Engels è convinto che l’instaurazione della comunione dei mezzi di produzione farebbe anche cessare l’antagonismo dei sessi. Con la dissoluzione della famiglia anche i suoi aspetti che prima erano considerati privati, come l’educazione dei figli, dovrebbero diventare una questione sociale.

«Col passaggio dei mezzi di produzione in proprietà comune, la famiglia singola cessa di essere l’unità economica della società. L’amministrazione domestica privata sì trasforma in un’industria sociale. La cura e la educazione dei fanciulli diventa un fatto di pubblico interesse; la società ha cura in egual modo di tutti i fanciulli legittimi e illegittimi» (28). Naturalmente si può essere d’accordo che anche lo Stato dovrebbe riconoscere il valore del lavoro domestico e dell’educazione dei figli, non si può accettare, però, che lo Stato si assuma tutte le competenze nel campo dell’educazione, esautorando e deresponsabilizzando i genitori, e soprattutto il padre.
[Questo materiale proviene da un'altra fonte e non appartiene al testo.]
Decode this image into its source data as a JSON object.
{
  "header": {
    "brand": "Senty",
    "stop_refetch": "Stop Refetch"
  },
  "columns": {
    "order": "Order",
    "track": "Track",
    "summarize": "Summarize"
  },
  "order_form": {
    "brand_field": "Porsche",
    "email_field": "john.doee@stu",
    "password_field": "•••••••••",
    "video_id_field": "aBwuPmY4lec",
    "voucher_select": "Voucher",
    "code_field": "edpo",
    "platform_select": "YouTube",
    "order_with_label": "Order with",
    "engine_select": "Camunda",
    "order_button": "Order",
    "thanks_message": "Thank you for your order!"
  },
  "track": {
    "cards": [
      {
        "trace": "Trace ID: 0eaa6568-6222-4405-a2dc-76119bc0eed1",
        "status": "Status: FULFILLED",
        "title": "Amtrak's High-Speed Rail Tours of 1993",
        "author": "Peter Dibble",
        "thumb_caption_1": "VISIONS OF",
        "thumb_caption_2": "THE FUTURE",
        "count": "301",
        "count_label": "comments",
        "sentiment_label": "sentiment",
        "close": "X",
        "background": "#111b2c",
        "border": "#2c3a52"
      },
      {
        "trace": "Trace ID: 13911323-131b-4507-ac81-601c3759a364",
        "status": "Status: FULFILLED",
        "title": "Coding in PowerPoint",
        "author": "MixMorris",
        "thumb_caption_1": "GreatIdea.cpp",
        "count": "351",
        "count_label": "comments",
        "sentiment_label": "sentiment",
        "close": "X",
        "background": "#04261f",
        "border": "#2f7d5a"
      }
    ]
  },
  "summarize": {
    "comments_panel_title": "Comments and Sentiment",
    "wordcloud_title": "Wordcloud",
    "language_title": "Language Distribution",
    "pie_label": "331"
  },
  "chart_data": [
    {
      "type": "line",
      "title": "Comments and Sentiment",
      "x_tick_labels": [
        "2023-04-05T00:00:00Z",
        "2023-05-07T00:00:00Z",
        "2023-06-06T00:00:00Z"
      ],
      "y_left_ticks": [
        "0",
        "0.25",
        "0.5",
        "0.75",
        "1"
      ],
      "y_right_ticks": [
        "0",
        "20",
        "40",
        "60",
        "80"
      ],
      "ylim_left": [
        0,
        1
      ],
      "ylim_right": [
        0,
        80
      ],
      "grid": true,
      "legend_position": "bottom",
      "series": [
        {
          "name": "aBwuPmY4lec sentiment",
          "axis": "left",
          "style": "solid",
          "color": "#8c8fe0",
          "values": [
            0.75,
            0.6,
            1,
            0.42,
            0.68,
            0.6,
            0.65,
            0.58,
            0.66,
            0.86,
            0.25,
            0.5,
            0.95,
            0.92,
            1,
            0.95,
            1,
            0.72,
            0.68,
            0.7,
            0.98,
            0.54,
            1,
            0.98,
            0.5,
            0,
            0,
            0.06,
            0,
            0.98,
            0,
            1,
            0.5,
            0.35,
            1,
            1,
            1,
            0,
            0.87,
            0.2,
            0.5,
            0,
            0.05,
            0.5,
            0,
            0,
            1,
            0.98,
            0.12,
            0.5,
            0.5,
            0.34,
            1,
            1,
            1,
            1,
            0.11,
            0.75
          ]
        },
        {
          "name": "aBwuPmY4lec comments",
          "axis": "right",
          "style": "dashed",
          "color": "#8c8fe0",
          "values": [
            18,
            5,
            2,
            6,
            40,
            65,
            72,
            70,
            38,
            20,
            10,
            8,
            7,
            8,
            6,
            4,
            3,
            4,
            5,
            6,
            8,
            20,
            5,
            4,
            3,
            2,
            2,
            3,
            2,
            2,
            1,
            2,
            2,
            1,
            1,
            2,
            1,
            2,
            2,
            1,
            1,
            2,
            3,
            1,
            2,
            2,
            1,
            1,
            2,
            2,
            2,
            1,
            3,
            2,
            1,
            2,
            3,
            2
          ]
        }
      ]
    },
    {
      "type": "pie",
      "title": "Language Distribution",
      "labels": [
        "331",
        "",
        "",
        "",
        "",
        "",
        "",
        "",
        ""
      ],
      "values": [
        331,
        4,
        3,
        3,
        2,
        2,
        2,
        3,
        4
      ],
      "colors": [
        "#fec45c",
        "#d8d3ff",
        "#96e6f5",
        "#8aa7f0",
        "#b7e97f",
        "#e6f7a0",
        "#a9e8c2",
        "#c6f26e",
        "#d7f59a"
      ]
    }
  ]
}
6. Sigmund Freud: terapia come post-educazione o contro-educazione

In una lettera al pastore riformato e psicoanalista svizzero Oskar Pfìster (1873-1956), il medico austriaco Sigmund Freud (1856-1939), fondatore della psicoanalisi, scriveva: «Inoltre ho spesso detto di ritenere il significato scientifico dell’analisi più importante di quello medico e, nella terapia, il suo effetto di massa per mezzo dell’informazione e la denuncia degli errori più efficace della guarigione delle singole persone» (29).

Effettivamente, nonostante la sua fama di terapeuta, Freud ha pubblicato soprattutto teorie fondate su qualche meccanismo psichico elaborandole in un sistema complesso, ma solo un paio di casi clinici e proprio quello più famoso, “II caso dell’uomo dei lupi”, celebrato come il culmine della tecnica psicoanalitica, dal punto di vista terapeutico è stato solamente un fallimento (30).

Freud ritiene di aver scoperto nello sviluppo psichico del bambino il cosiddetto Complesso di Edipo: a causa del la paura di essere castrato dal padre, il bambino rimuoverebbe il suo desiderio di possedere tìsicamente la madre, formerebbe il primo nucleo della coscienza morale, da Freud chiamata Super-Io, che sottoporrebbe a regole il soddisfacimento dei propri istinti, creando conflitti che sarebbero alla base dei disturbi nevrotici. Secondo Freud un meccanismo simile al complesso di Edipo sarebbe avvenuto anche nella storia dell’umanità, e avrebbe segnato l’inizio della cultura, della religione, dell’arte e della nevrosi: «gli inizi della religione, della moralità, della società e dell’arte convergono nel complesso edipico, in piena concordanza con ciò che la psicoanalisi ha stabilito, cioè che questo complesso costituisce il nucleo dì tutte le nevrosi di cui finora siamo riusciti a penetrare la natura» (31).

Secondo la teoria freudiana, il padre gioca un ruolo fondamentale, provocando la rimozione delle pulsioni sessuali e costituendo contemporaneamente il modello per la costruzione illusoria dell’immagine di Dio-padre. Il padre, quindi, metterebbe le basi per l’integrazione del bambino in una società caratterizzata tra l’altro dalla religione trascendente e dalla distinzione tra cultura e natura: «Le esigenze della civiltà vengono rappresentate dall’educazione che si riceve in seno alla famiglia» (32).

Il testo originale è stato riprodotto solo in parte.